Le Canada est l'économie la plus développée avec laquelle l'Union ait jamais négocié un accord de libre-échange. L'accord final offre un résultat équilibré et global de grande valeur économique pour l'Union, pleinement conforme à ce qui avait été fixé dans le mandat de négociation et la résolution adoptée par le Parlement européen(1). Il contribuera à l'indispensable relance de la croissance et de l'emploi, tout en permettant de conserver comme il se doit les normes élevées en vigueur en Europe dans des domaines tels que la sécurité alimentaire, la protection de l'environnement et le droit du travail. Il contient de nombreuses nouveautés, comme les indications géographiques ou l'accès au marché pour les navires et certains services maritimes, des privilèges que le Canada n'avait jusqu'alors jamais accordés à aucun partenaire commercial.
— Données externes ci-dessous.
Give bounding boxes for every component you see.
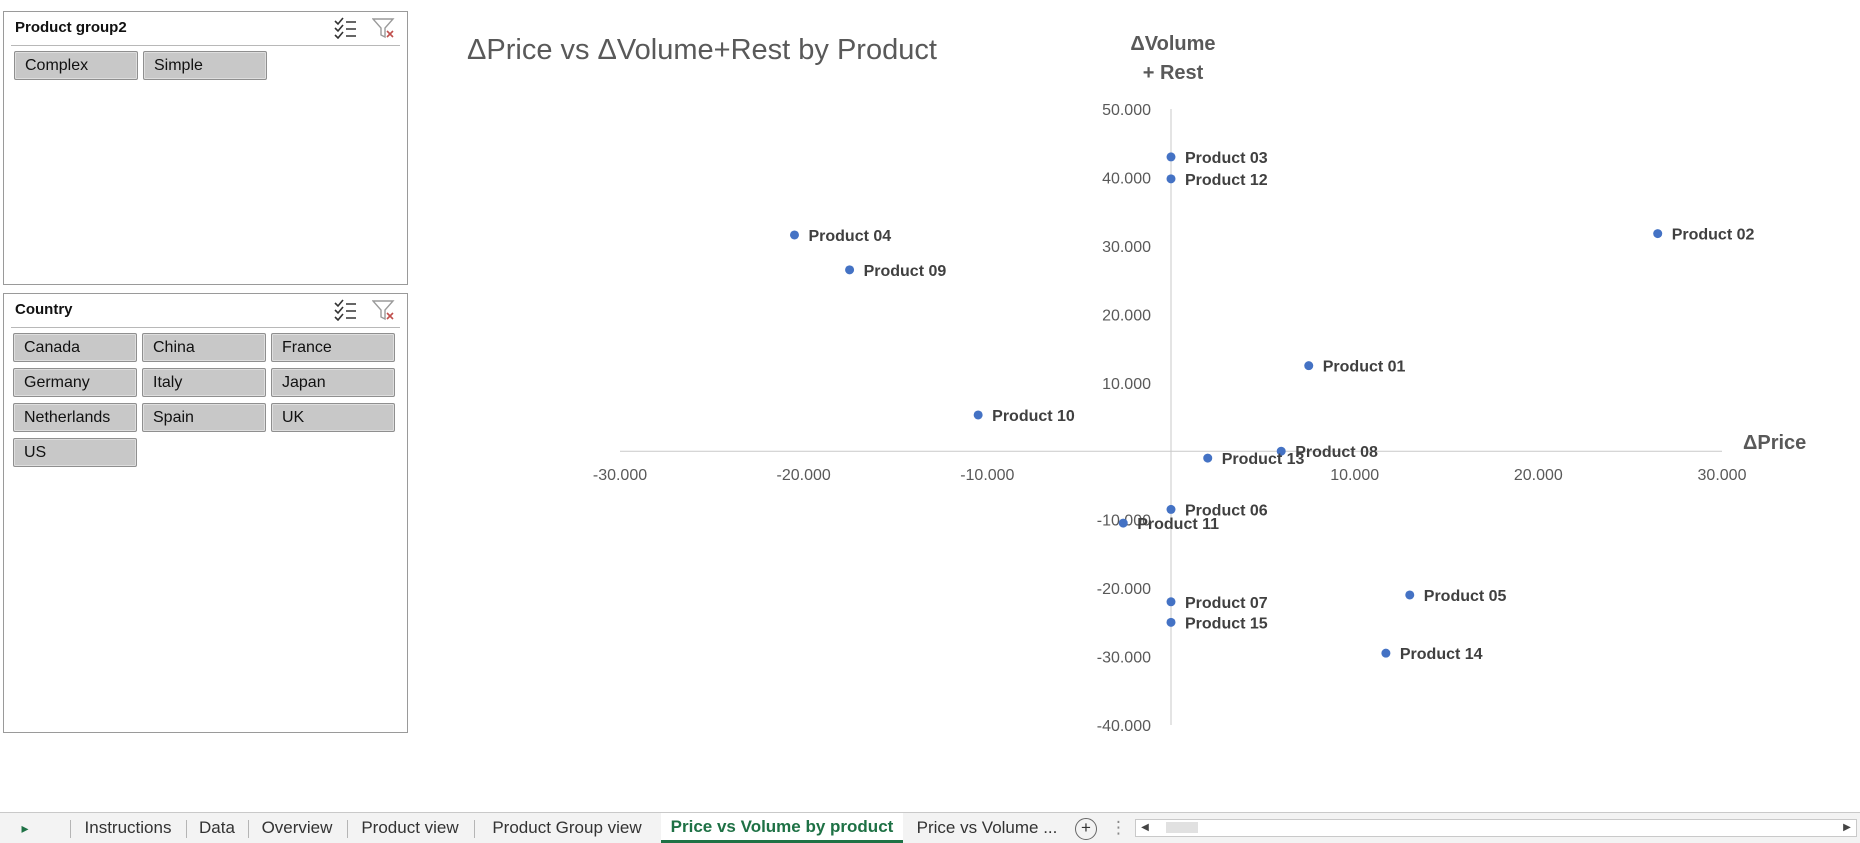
slicer-header: Product group2 (4, 12, 407, 46)
slicer-item-italy[interactable]: Italy (142, 368, 266, 397)
data-point (1381, 648, 1391, 658)
slicer-divider (11, 45, 400, 46)
tab-overview[interactable]: Overview (261, 818, 333, 837)
tab-divider (186, 820, 187, 838)
tab-divider (248, 820, 249, 838)
slicer-item-germany[interactable]: Germany (13, 368, 137, 397)
slicer-item-spain[interactable]: Spain (142, 403, 266, 432)
tab-divider (474, 820, 475, 838)
data-label: Product 04 (808, 228, 891, 245)
data-label: Product 13 (1222, 451, 1305, 468)
data-label: Product 14 (1400, 646, 1483, 663)
data-point (1166, 152, 1176, 162)
slicer-title: Country (15, 301, 73, 318)
slicer-product-group: Product group2 Complex Simple (3, 11, 408, 285)
data-point (1405, 590, 1415, 600)
data-label: Product 07 (1185, 595, 1268, 612)
clear-filter-icon[interactable] (372, 17, 396, 39)
data-point (1166, 504, 1176, 514)
slicer-item-canada[interactable]: Canada (13, 333, 137, 362)
data-point (1653, 229, 1663, 239)
x-tick-label: 20.000 (1514, 467, 1563, 484)
scatter-plot: -30.000 -20.000 -10.000 10.000 20.000 30.000 5… (593, 102, 1755, 735)
slicer-item-simple[interactable]: Simple (143, 51, 267, 80)
y-axis-title: ΔVolume + Rest (1120, 30, 1226, 88)
y-tick-label: 50.000 (1102, 102, 1151, 119)
data-point (1166, 617, 1176, 627)
data-label: Product 11 (1137, 516, 1219, 533)
slicer-country: Country Canada China France Germany Ital… (3, 293, 408, 733)
y-axis-title-line: ΔVolume (1130, 33, 1216, 55)
data-label: Product 09 (864, 263, 947, 280)
x-tick-label: 10.000 (1330, 467, 1379, 484)
slicer-item-china[interactable]: China (142, 333, 266, 362)
slicer-item-complex[interactable]: Complex (14, 51, 138, 80)
x-tick-label: 30.000 (1698, 467, 1747, 484)
data-label: Product 08 (1295, 444, 1378, 461)
data-point (1166, 597, 1176, 607)
x-axis-title: ΔPrice (1743, 432, 1807, 454)
data-label: Product 02 (1672, 227, 1755, 244)
data-point (789, 230, 799, 240)
y-tick-label: 20.000 (1102, 307, 1151, 324)
y-tick-label: -40.000 (1097, 718, 1151, 735)
slicer-title: Product group2 (15, 19, 127, 36)
data-label: Product 06 (1185, 502, 1268, 519)
tab-price-vs-volume-by-product[interactable]: Price vs Volume by product (661, 813, 903, 843)
chart-title: ΔPrice vs ΔVolume+Rest by Product (467, 34, 937, 66)
tab-bar-more-icon[interactable]: ⋮ (1110, 818, 1127, 837)
add-sheet-icon: + (1081, 818, 1091, 837)
horizontal-scrollbar[interactable]: ◀ ▶ (1135, 819, 1857, 837)
tab-data[interactable]: Data (199, 818, 235, 837)
slicer-item-netherlands[interactable]: Netherlands (13, 403, 137, 432)
tab-product-view[interactable]: Product view (361, 818, 459, 837)
sheet-tab-bar: ▸ Instructions Data Overview Product vie… (0, 812, 1860, 843)
multi-select-icon[interactable] (333, 17, 357, 39)
tab-instructions[interactable]: Instructions (84, 818, 172, 837)
data-label: Product 12 (1185, 172, 1268, 189)
data-point (973, 410, 983, 420)
y-tick-label: 30.000 (1102, 239, 1151, 256)
y-tick-label: -20.000 (1097, 581, 1151, 598)
data-point (845, 265, 855, 275)
scrollbar-thumb[interactable] (1166, 822, 1198, 833)
tab-divider (70, 820, 71, 838)
data-label: Product 03 (1185, 150, 1268, 167)
data-label: Product 05 (1424, 588, 1507, 605)
data-label: Product 10 (992, 408, 1075, 425)
x-tick-label: -10.000 (960, 467, 1014, 484)
clear-filter-icon[interactable] (372, 299, 396, 321)
x-tick-label: -20.000 (777, 467, 831, 484)
slicer-item-us[interactable]: US (13, 438, 137, 467)
slicer-item-france[interactable]: France (271, 333, 395, 362)
data-point (1304, 361, 1314, 371)
y-tick-label: -30.000 (1097, 650, 1151, 667)
y-tick-label: 40.000 (1102, 170, 1151, 187)
scroll-left-icon[interactable]: ◀ (1141, 822, 1149, 833)
x-tick-label: -30.000 (593, 467, 647, 484)
slicer-item-uk[interactable]: UK (271, 403, 395, 432)
slicer-item-japan[interactable]: Japan (271, 368, 395, 397)
data-label: Product 15 (1185, 615, 1268, 632)
add-sheet-button[interactable]: + (1075, 818, 1097, 840)
y-tick-label: 10.000 (1102, 376, 1151, 393)
slicer-divider (11, 327, 400, 328)
slicer-header: Country (4, 294, 407, 328)
multi-select-icon[interactable] (333, 299, 357, 321)
tab-nav-arrow[interactable]: ▸ (21, 820, 29, 836)
tab-price-vs-volume[interactable]: Price vs Volume ... (916, 818, 1058, 837)
data-label: Product 01 (1323, 359, 1406, 376)
data-point (1276, 446, 1286, 456)
scroll-right-icon[interactable]: ▶ (1843, 822, 1851, 833)
y-axis-title-line: + Rest (1142, 62, 1204, 84)
tab-divider (347, 820, 348, 838)
data-point (1118, 518, 1128, 528)
tab-product-group-view[interactable]: Product Group view (492, 818, 642, 837)
data-point (1166, 174, 1176, 184)
data-point (1203, 453, 1213, 463)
De plus, l'accord conclu protège également certains intérêts particulièrement sensibles pour l'Union, notamment dans le secteur agricole ou celui des services publics.

Au-delà de l'aspect économique, l'accord revêt également une importance géopolitique, puisqu'il vient renforcer les relations entre l'Union et l'un de nos plus proches alliés.

Votre rapporteur recommande donc vivement d'approuver cet accord.

(1)

Résolution du Parlement européen du 8 juin 2011


AVIS de la commission des affaires étrangères (29.11.2016)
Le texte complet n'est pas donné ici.